MOHAMED BOUHAMIDI : UN FILM MET L'ALGERIE FACE AU BDS

Transmis par Mohamed BOUHAMIDI

 

  

Un film met l’Algérie face au BDS

 

Une mobilisation populaire spontanée sur les réseaux Internet vient de dénoncer et d’avorter une tentative de normalisation culturelle officielle avec Israël à travers la participation de «l’Oranais», film franco-algérien, au 3e Festival Méditerranée d’Ashdod.

Ce n’est pas la première tentative. Des éditeurs, des écrivains et des médias algériens ont défendu une présence algérienne au Salon de Paris de 2008, dédié à la naissance d’Israël. Ce Salon de Paris, cuvée 2008, inaugurera le cycle des créations à thèse sur l’Algérie avec la consécration du livre «Le village de l’Allemand», roman à charge  contre notre Armée de Libération Nationale accusée d’avoir confié la formation de ses cadres  à un nazi.

En 2010, les promoteurs de la Caravane Camus ont travaillé dans cette direction avec un  soutien élargi de la presse d’Etat et privée et dont le cœur a été courageusement formulé par l’un de ses promoteurs du  renvoi dos-à-dos de l’ALN et de l’OAS.

Deux films ont ensuite présenté des  thèses  complémentaires.  «Les hors-la-loi» nous a déroulé une naissance de l’ALN dans le milieu et chez des truands. «L’Oranais» complétait ce tableau avec le retour des combattants ALN à leur vocation maffieuse.

Sur la durée, la constance d’une dévalorisation du combat libérateur ne fait aucun doute.

Le Salon de Paris était la première partie visible de l’iceberg.

L’Algérie a financé ces films par la grâce d’un accord de coopération cinématographique avec la France. Les films coproduits doivent être aux normes esthétiques et commerciales européennes. Les recettes revenaient à chacun des deux pays sur son aire commerciale.

N’importe quelle vieille ménagère aurait crié au scandale d’un accord néocolonial. Aucune autorité au ministère des A.E, autour du Premier ministre ou à la Présidence, n’a réagi à l’anomalie que l’Algérie devenait mécène de films dont l’orientation et la destination lui échappaient totalement.

Dans toutes les sphères de l’Etat, le souvenir même du 1er Novembre et de l’unité populaire et de solidarité sociale qu’il a généré,  pesait et pèse contre le transfert total du pouvoir aux oligarques. Il fallait tuer le symbole des pères rebelles de l’indépendance pour ouvrir les portes qu’il fermait au retour colonial. Les élites culturelles qui forment ce lobby et les élites qui mènent la transition de la parenthèse Boumediene au capitalisme néocolonial, avaient besoin de tourner la page et vite.

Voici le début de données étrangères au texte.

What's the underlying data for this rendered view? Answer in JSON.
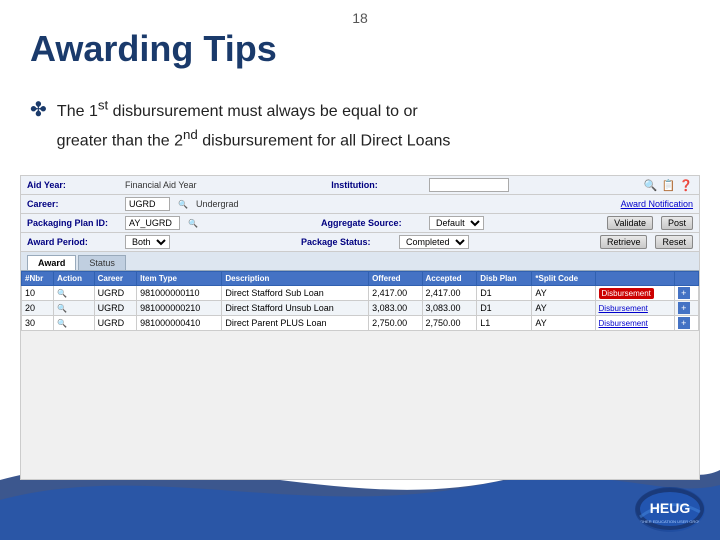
{
  "slide": {
    "page_number": "18",
    "title": "Awarding Tips",
    "bullet": {
      "icon": "✤",
      "line1": "The 1",
      "superscript1": "st",
      "line1b": " disbursurement must always be equal to or",
      "line2": "greater than the 2",
      "superscript2": "nd",
      "line2b": " disbursurement for all Direct Loans"
    },
    "screenshot": {
      "fields": {
        "aid_year_label": "Aid Year:",
        "aid_year_value": "Financial Aid Year",
        "institution_label": "Institution:",
        "career_label": "Career:",
        "career_code": "UGRD",
        "career_text": "Undergrad",
        "packaging_plan_label": "Packaging Plan ID:",
        "packaging_plan_value": "AY_UGRD",
        "aggregate_source_label": "Aggregate Source:",
        "aggregate_source_value": "Default",
        "award_period_label": "Award Period:",
        "award_period_value": "Both",
        "package_status_label": "Package Status:",
        "package_status_value": "Completed",
        "award_notification_link": "Award Notification"
      },
      "buttons": {
        "validate": "Validate",
        "post": "Post",
        "retrieve": "Retrieve",
        "reset": "Reset"
      },
      "tabs": [
        {
          "label": "Award",
          "active": true
        },
        {
          "label": "Status",
          "active": false
        }
      ],
      "table": {
        "columns": [
          "#Nbr",
          "Action",
          "Career",
          "Item Type",
          "Description",
          "Offered",
          "Accepted",
          "Disb Plan",
          "*Split Code",
          "",
          ""
        ],
        "rows": [
          {
            "nbr": "10",
            "action": "",
            "career": "UGRD",
            "item_type": "981000000110",
            "description": "Direct Stafford Sub Loan",
            "offered": "2,417.00",
            "accepted": "2,417.00",
            "disb_plan": "D1",
            "split_code": "AY",
            "link": "Disbursement",
            "highlight": true
          },
          {
            "nbr": "20",
            "action": "",
            "career": "UGRD",
            "item_type": "981000000210",
            "description": "Direct Stafford Unsub Loan",
            "offered": "3,083.00",
            "accepted": "3,083.00",
            "disb_plan": "D1",
            "split_code": "AY",
            "link": "Disbursement",
            "highlight": false
          },
          {
            "nbr": "30",
            "action": "",
            "career": "UGRD",
            "item_type": "981000000410",
            "description": "Direct Parent PLUS Loan",
            "offered": "2,750.00",
            "accepted": "2,750.00",
            "disb_plan": "L1",
            "split_code": "AY",
            "link": "Disbursement",
            "highlight": false
          }
        ]
      }
    }
  }
}
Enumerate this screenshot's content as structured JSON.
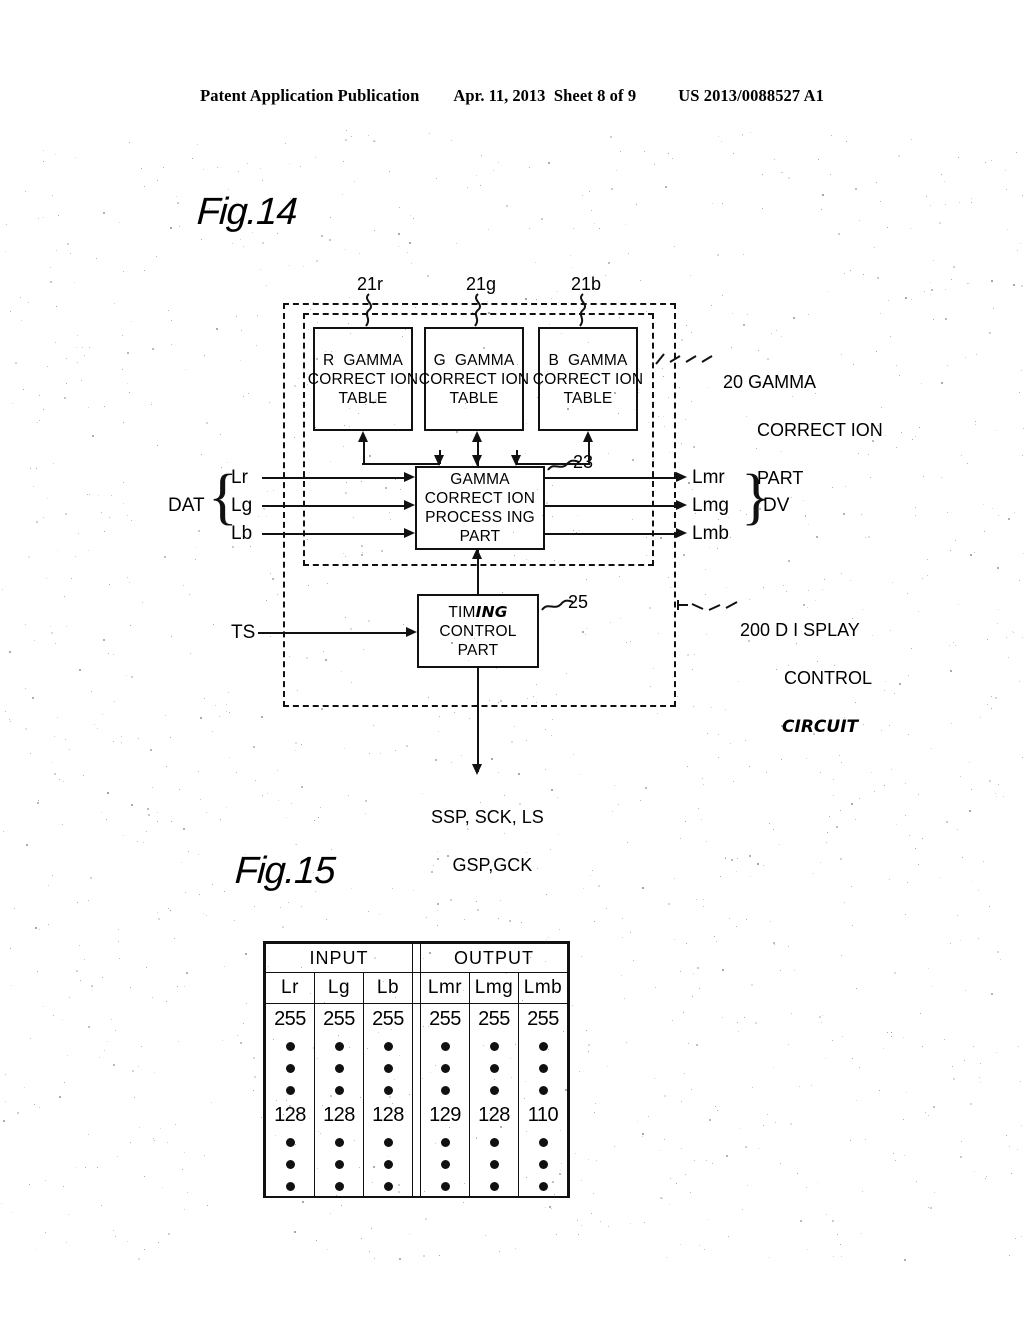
{
  "header": {
    "publication": "Patent Application Publication",
    "date": "Apr. 11, 2013",
    "sheet": "Sheet 8 of 9",
    "patent_number": "US 2013/0088527 A1"
  },
  "fig14": {
    "title": "Fig.14",
    "ref_21r": "21r",
    "ref_21g": "21g",
    "ref_21b": "21b",
    "ref_23": "23",
    "ref_25": "25",
    "table_r": {
      "l1": "R  GAMMA",
      "l2": "CORRECT ION",
      "l3": "TABLE"
    },
    "table_g": {
      "l1": "G  GAMMA",
      "l2": "CORRECT ION",
      "l3": "TABLE"
    },
    "table_b": {
      "l1": "B  GAMMA",
      "l2": "CORRECT ION",
      "l3": "TABLE"
    },
    "gamma_proc": {
      "l1": "GAMMA",
      "l2": "CORRECT ION",
      "l3": "PROCESS ING",
      "l4": "PART"
    },
    "timing": {
      "l1a": "TIM",
      "l1b": "ING",
      "l2": "CONTROL",
      "l3": "PART"
    },
    "callout_20": {
      "num": "20",
      "l1": "GAMMA",
      "l2": "CORRECT ION",
      "l3": "PART"
    },
    "callout_200": {
      "num": "200",
      "l1": "D I SPLAY",
      "l2": "CONTROL",
      "l3": "CIRCUIT"
    },
    "input_group": "DAT",
    "inputs": [
      "Lr",
      "Lg",
      "Lb"
    ],
    "output_group": "DV",
    "outputs": [
      "Lmr",
      "Lmg",
      "Lmb"
    ],
    "ts_label": "TS",
    "timing_outputs": {
      "l1": "SSP, SCK, LS",
      "l2": "GSP,GCK"
    }
  },
  "fig15": {
    "title": "Fig.15",
    "group_headers": [
      "INPUT",
      "OUTPUT"
    ],
    "columns": [
      "Lr",
      "Lg",
      "Lb",
      "Lmr",
      "Lmg",
      "Lmb"
    ],
    "rows": [
      {
        "type": "value",
        "values": [
          "255",
          "255",
          "255",
          "255",
          "255",
          "255"
        ]
      },
      {
        "type": "dots"
      },
      {
        "type": "dots"
      },
      {
        "type": "dots"
      },
      {
        "type": "value",
        "values": [
          "128",
          "128",
          "128",
          "129",
          "128",
          "110"
        ]
      },
      {
        "type": "dots"
      },
      {
        "type": "dots"
      },
      {
        "type": "dots"
      }
    ]
  },
  "colors": {
    "ink": "#111111",
    "paper": "#ffffff"
  }
}
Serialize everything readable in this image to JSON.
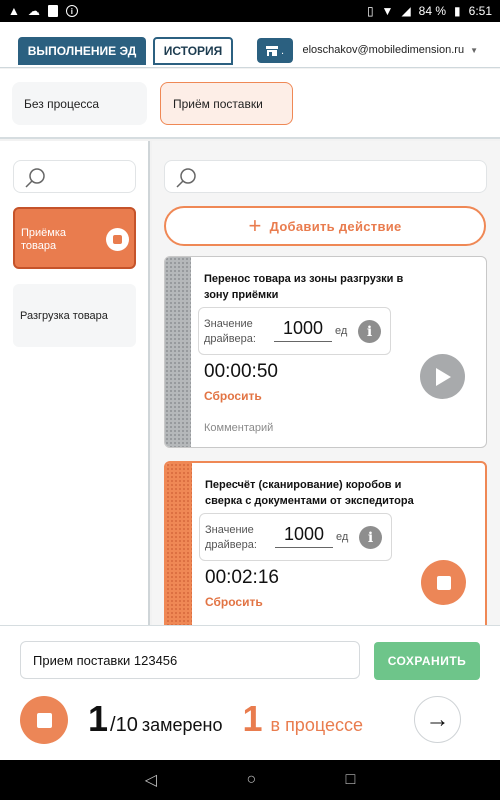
{
  "status_bar": {
    "battery": "84 %",
    "time": "6:51"
  },
  "header": {
    "tab_execution": "ВЫПОЛНЕНИЕ ЭД",
    "tab_history": "ИСТОРИЯ",
    "store_dot": ".",
    "user_email": "eloschakov@mobiledimension.ru"
  },
  "processes": [
    {
      "label": "Без процесса"
    },
    {
      "label": "Приём поставки"
    }
  ],
  "stages": [
    {
      "label": "Приёмка товара"
    },
    {
      "label": "Разгрузка товара"
    }
  ],
  "actions": {
    "add_label": "Добавить действие",
    "items": [
      {
        "title": "Перенос товара из зоны разгрузки в зону приёмки",
        "driver_label": "Значение драйвера:",
        "driver_value": "1000",
        "driver_unit": "ед",
        "timer": "00:00:50",
        "reset_label": "Сбросить",
        "comment_placeholder": "Комментарий"
      },
      {
        "title": "Пересчёт (сканирование) коробов и сверка с документами от экспедитора",
        "driver_label": "Значение драйвера:",
        "driver_value": "1000",
        "driver_unit": "ед",
        "timer": "00:02:16",
        "reset_label": "Сбросить"
      }
    ]
  },
  "footer": {
    "comment_value": "Прием поставки 123456",
    "save_label": "СОХРАНИТЬ",
    "measured_count": "1",
    "measured_total": "/10",
    "measured_label": "замерено",
    "in_progress_count": "1",
    "in_progress_label": "в процессе"
  },
  "colors": {
    "primary": "#2b6080",
    "accent": "#e97c4e",
    "save": "#6ec58a"
  }
}
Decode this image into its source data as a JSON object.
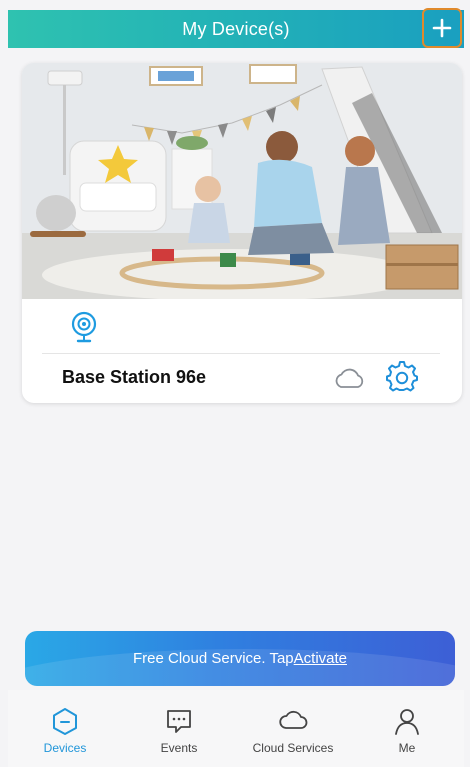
{
  "header": {
    "title": "My Device(s)"
  },
  "device": {
    "name": "Base Station 96e"
  },
  "banner": {
    "text": "Free Cloud Service. Tap",
    "link": "Activate"
  },
  "tabs": [
    {
      "label": "Devices",
      "icon": "devices-icon",
      "active": true
    },
    {
      "label": "Events",
      "icon": "events-icon",
      "active": false
    },
    {
      "label": "Cloud Services",
      "icon": "cloud-services-icon",
      "active": false
    },
    {
      "label": "Me",
      "icon": "person-icon",
      "active": false
    }
  ],
  "colors": {
    "header_start": "#2fc2b0",
    "header_end": "#1a9fc0",
    "accent_blue": "#2196d9",
    "highlight_orange": "#e08a2c"
  }
}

Il n’existe pas d’erreurs en politique.

Mais des intérêts.

En réalité, ces milieux sous-traitent leurs propres visés politiques en finançant les projets français.

Cet accord constituait le maillon clé pour la réforme de la perception du 1er Novembre totalement occultée, dans ses sens et ses symboles, des activités officielles.

L’organisme algérien qui a financé ces films, a publié un communiqué de protestation. Il se défend en avançant qu’il n’a qu’une part de 24% des parts dans le film. Il ne récupérera jamais ces 24% avec  quelques salles de cinéma encore fonctionnelles et qui n’accueillent entre quatre et cinq spectateurs par projection, hors les cérémonies.

L’Etat algérien est devenu le mécène des thèses françaises par cet accord que personne ne discute ou remet en cause alors que tous savent qu’une France totalement sionisée dans ses sphères culturelles nous amènera, tôt ou tard, dans les bras d’Israël après Sansal et Kacimi qui ne jurent plus que par le CRIF et Tel Aviv.

L’Algérie allait se dresser contre le boycott culturel d’Israël des 700  Artists for Palestine d’Angleterre et de milliers de créateurs et d’universitaires aux USA et dans le monde entier.

La mobilisation des réseaux sociaux a avorté ce pas supplémentaire qu’espérait le lobby investi dans les rouages de l’Etat. Elle a déjà fait capoter l’invitation du chanteur Sean Paul, fan d’Israël, l’été passé. Elle oppose une opinion rebelle  au travail concerté des cercles néocoloniaux de modifier la perception du 1er Novembre chez nos jeunes. Suffira-t-elle à l’organisation d’une riposte à ce travail de sape dans les fondements de l’Etat national?